The former Knesset speaker’s spokesman denied reports of a conversation in which the prime minister told Rivlin that he would not back him. In fact, the spokesman said, Netanyahu’s chief of staff Gil Shefer promised him on Thursday that the prime minister wants Rivlin to be speaker.
Still, Netanyahu himself has not said anything publicly, and “his silence speaks,” the spokesman said.
While Rivlin has yet to drop out of the Knesset speaker race, he does not plan to fight the prime minister’s decision.
A Likud Beytenu faction vote on the next Knesset speaker is likely to take place on Monday, and the result will be brought to the plenum for authorization.
Public Diplomacy Minister Yuli Edelstein has been campaigning to take Rivlin’s place for several months, and expressed confidence on Sunday that he has a majority in the faction and would win even if Rivlin stays in the race.
Yisrael Beytenu chairman Avigdor Liberman supports Edelstein, and with him come 10 more votes.
One high-ranking MK pointed out that Rivlin and Netanyahu often disagreed, with the former speaking out against Likud-proposed legislation, and that Rivlin may now be paying the price.
In a testament to Rivlin’s popularity as Knesset speaker with lawmakers across the political spectrum, MK Ahmed Tibi (United Arab List-Ta’al) came out in support of Rivlin continuing in the position, saying his rejection was reminiscent of the political television drama House of Cards.
“This is sticking a knife in [Rivlin’s] back. It’s a test for the representatives of ‘new politics’ like Yesh Atid and others, who should get involved to make sure that Rivlin – with whom I have massive diplomatic and ideological disagreements, but who has a courageous civil philosophy – should not be dismissed in such a callous way,” Tibi said.
Meanwhile, the younger generation of Likud MKs, who ranked high in the party primary – Ze’ev Elkin, Danny Danon, Tzipi Hotovely, Yariv Levin and others – began to express frustration at reports that Netanyahu does not plan to appoint any new ministers from within his party.

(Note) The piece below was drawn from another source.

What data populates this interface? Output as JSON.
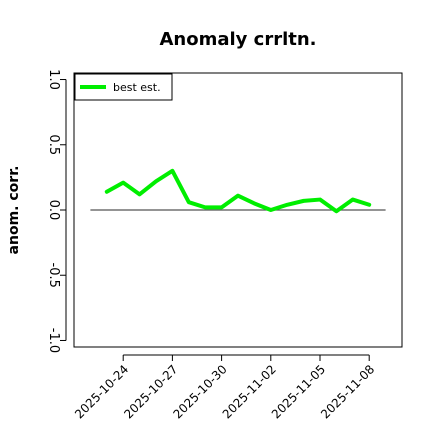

Danon expressed careful optimism that he – ninth on the party list – could get a ministry instead of MK Tzachi Hanegbi, 26th in the ranking, to whom Netanyahu promised a portfolio.
“I hope the prime minister will consider the results of the primary,” Danon said. “He needs to [go by the party list], because the Likud is a democracy.”
Danon called for Netanyahu to realize that there is a new generation of lawmakers in the Likud, and that not all of the old guard should be left in place.
“Netanyahu can’t ignore what Likud voters want,” Danon said.
MK Tzipi Hotovely, the highest-ranking woman in the Likud, attacked Netanyahu’s intentions more directly, saying that he was making a mistake.
“It’s a mistake to go for old politics and recycling the old list of ministers. At the end of the day, the public will look at the Likud’s list and say, if the government doesn’t change, then why did we vote in the primary? In a way, this shows lack of faith in the [primary] voting process,” Hotovely told Galei Yisrael Radio.
She mentioned Culture and Sport Minister Limor Livnat – 27th on the party’s 31-seat list – as someone who should no longer be part of the government.
“Thousands of votes separate me and Limor Livnat,” Hotovely pointed out.